Nicolas Sarkozy convoqué à Nanterre

Nicolas Sarkozy, ex-président français, a quitté son domicile peu après 7h ce matin afin de se rendre à Nanterre. Il a en effet été convoqué à l’office central de lutte contre la corruption les infractions financières et fiscales pour effectuer une garde à vue. Une enquête a été ouverte pour « trafic d’influence présumé » entre autre. A Mehach-Magazine.com nous avons voulu en savoir plus.

Le premier ancien président de la Vème République en garde à vue !

Alors que des rumeurs courent sur le fait que Nicolas Sarkozy souhaitait dans quelques mois prendre la tête de l’UMP, ce dernier se retrouve désormais en garde à vue. La durée de cette dernière pourra aller jusqu’à 24 heures.

A la fin de cet entretient, il saura s’il y aura des poursuites ou non.

Grace à cette enquête, Me Thierry Herzog, l’avocat de Nicolas Sarkozy ainsi que deux magistrats : Gilbert Azibert et Patrick Sassoust sont déjà en garde à vue depuis lundi.
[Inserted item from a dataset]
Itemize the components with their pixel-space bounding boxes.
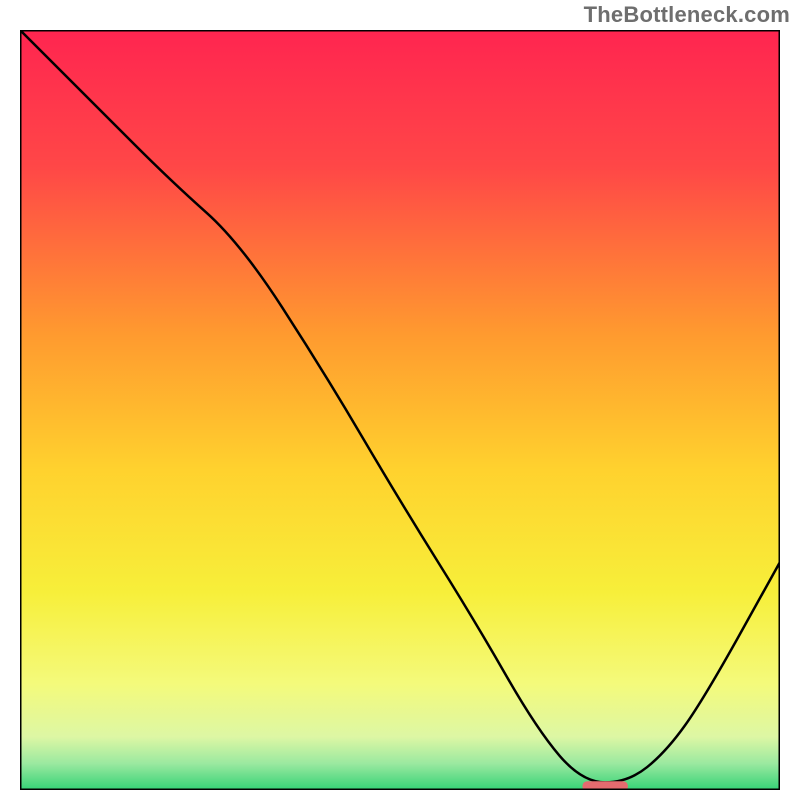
chart-svg	[20, 30, 780, 790]
chart-area	[20, 30, 780, 790]
watermark-text: TheBottleneck.com	[584, 2, 790, 28]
Les enquêteurs cherchent à savoir si l’ex-président aurait demandé des informations à Gilbert Azibert sur une enquête préalable contre un poste de prestige pour le haut magistrat.

Sarkozy, actuellement en garde à vue devra répondre de ses actes dans le cadre de l'affaire Bettencourt

Cette enquête est donc en rapport avec l’affaire Bettencourt.

Les agendas présidentiels pourraient également être utilisés afin de faire avancer l’enquête sur l’affaire Tapie. Claude Guéant et Michel Gaudin ont été placé en garde à vue pour avoir touché des primes sous la présidence de Sarkozy.

Une autre affaire est également en cours : il s’agit d’un financement par Mouammar Kadhaafi de la campagne présidentielle que Sarkozy avait effectué en 2007. Des proches de l’ancien président avaient été placés sur écoute pour tenter de prouver la faute ou de la rejeter. C’est ensuite au tour du président d’être mis sur écoute.
La campagne présidentielle de 2012 éveille également les soupçons : une enquête de « faux et usage de faux » a également été ouverte et les dépenses de certains meetings payées par l’UMP.